Percevez-vous votre langue comme un tout ?

Qu’enviez-vous aux autres langues ?

Si vous deviez apporter une modification à la langue que vous parlez, quelle serait-elle ?



Bénédicte Vilgrain, en résidence à l’Atelier Michael Woolworth (Paris) en 2016 et à la librairie Texture (Paris) en 2023-2024.

« […] l’année dernière, une équipe internationale d’une vingtaine de neuroscientifiques publie un article dans le réputé Journal of Neurology, Neurosurgery and Psychiatry. Dans l’article, qui s’intitule “A Causal Theory of Spontaneous Confabulation”, les auteurs s’accordent à dire que nous sommes toutes et tous des “confabulatrices et confabulateurs”. Alors qu’à l’origine, on pensait que ce mécanisme ne se produisait que chez les personnes souffrant de formes graves d’amnésie, […] les scientifiques comprennent aujourd’hui que nous produisons toutes et tous en permanence des fictions, que nous prenons ensuite pour la réalité. » Je dois cet extrait de Diederik Peeters, « Confabuler », paru dans Le Journal des Laboratoires, Cahiers 2023 – 2024, à Pascal Poyet, qui résida aux Laboratoires d’Aubervilliers, 93300, en 2019-2020. J’ai bénéficié de deux résidences en Région Île-de-France : en 2016 chez Michael Woolworth, éditions et impressions lithographiques, 75011. En 2023-2024 à la librairie Texture avenue Jean-Jaurès, 75019. Cette dernière doublée, tout au long de l’année, d’un travail d’audition libre de cours de soutien en français aux élèves allophones (UPE2A) au lycée Maurice-Genevoix de Montrouge, 92120. De 2016 à 2024, j’ai éprouvé la sensation d’un monde qui, non seulement ne tenait plus par le pouvoir de ma fabulation (propre aux auteurs.rices, quels qu’ils soient), mais prenait l’eau ... aussi dans les fabulations des autres, toutes celles et ceux que j’ai l’impression d’avoir néanmoins tellement rencontré.e.s.

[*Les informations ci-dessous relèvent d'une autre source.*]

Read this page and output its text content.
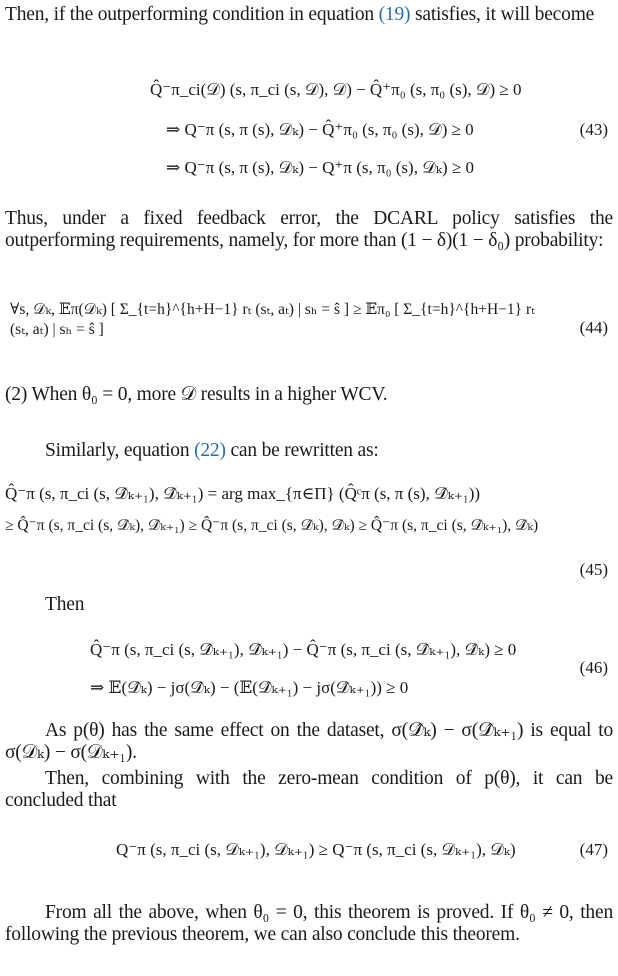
Then, if the outperforming condition in equation (19) satisfies, it will become
Q̂⁻π_ci(𝒟) (s, π_ci (s, 𝒟), 𝒟) − Q̂⁺π₀ (s, π₀ (s), 𝒟) ≥ 0
⇒ Q⁻π (s, π (s), 𝒟ₖ) − Q̂⁺π₀ (s, π₀ (s), 𝒟) ≥ 0	(43)
⇒ Q⁻π (s, π (s), 𝒟ₖ) − Q⁺π (s, π₀ (s), 𝒟ₖ) ≥ 0
Thus, under a fixed feedback error, the DCARL policy satisfies the outperforming requirements, namely, for more than (1 − δ)(1 − δ₀) probability:
∀s, 𝒟ₖ, 𝔼π(𝒟ₖ) [ Σ_{t=h}^{h+H−1} rₜ (sₜ, aₜ) | sₕ = ŝ ] ≥ 𝔼π₀ [ Σ_{t=h}^{h+H−1} rₜ (sₜ, aₜ) | sₕ = ŝ ]	(44)
(2) When θ₀ = 0, more 𝒟 results in a higher WCV.
Similarly, equation (22) can be rewritten as:
Q̂⁻π (s, π_ci (s, 𝒟̂ₖ₊₁), 𝒟̂ₖ₊₁) = arg max_{π∈Π} (Q̂ᶜπ (s, π (s), 𝒟̂ₖ₊₁))
≥ Q̂⁻π (s, π_ci (s, 𝒟̂ₖ), 𝒟̂ₖ₊₁) ≥ Q̂⁻π (s, π_ci (s, 𝒟̂ₖ), 𝒟̂ₖ) ≥ Q̂⁻π (s, π_ci (s, 𝒟̂ₖ₊₁), 𝒟̂ₖ)
(45)
Then
Q̂⁻π (s, π_ci (s, 𝒟̂ₖ₊₁), 𝒟̂ₖ₊₁) − Q̂⁻π (s, π_ci (s, 𝒟̂ₖ₊₁), 𝒟̂ₖ) ≥ 0
(46)
⇒ 𝔼(𝒟̂ₖ) − jσ(𝒟̂ₖ) − (𝔼(𝒟̂ₖ₊₁) − jσ(𝒟̂ₖ₊₁)) ≥ 0
As p(θ) has the same effect on the dataset, σ(𝒟̂ₖ) − σ(𝒟̂ₖ₊₁) is equal to σ(𝒟ₖ) − σ(𝒟ₖ₊₁).
Then, combining with the zero-mean condition of p(θ), it can be concluded that
Q⁻π (s, π_ci (s, 𝒟ₖ₊₁), 𝒟ₖ₊₁) ≥ Q⁻π (s, π_ci (s, 𝒟ₖ₊₁), 𝒟ₖ)	(47)
From all the above, when θ₀ = 0, this theorem is proved. If θ₀ ≠ 0, then following the previous theorem, we can also conclude this theorem.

Qu’est-ce qui le tient, alors, ce monde, à défaut de nos fables ? Le préfixe à fabulation : « confabulation ». Je remercie la Région de m’avoir fait vivre avec ce « AVEC ». Disant cela, j’ai conscience de trahir l’usage de ce terme, « confabulation », un terme de neurologie, pas de sociologie. Je le fais à dessein, car nos cerveaux ne sont pas étanches.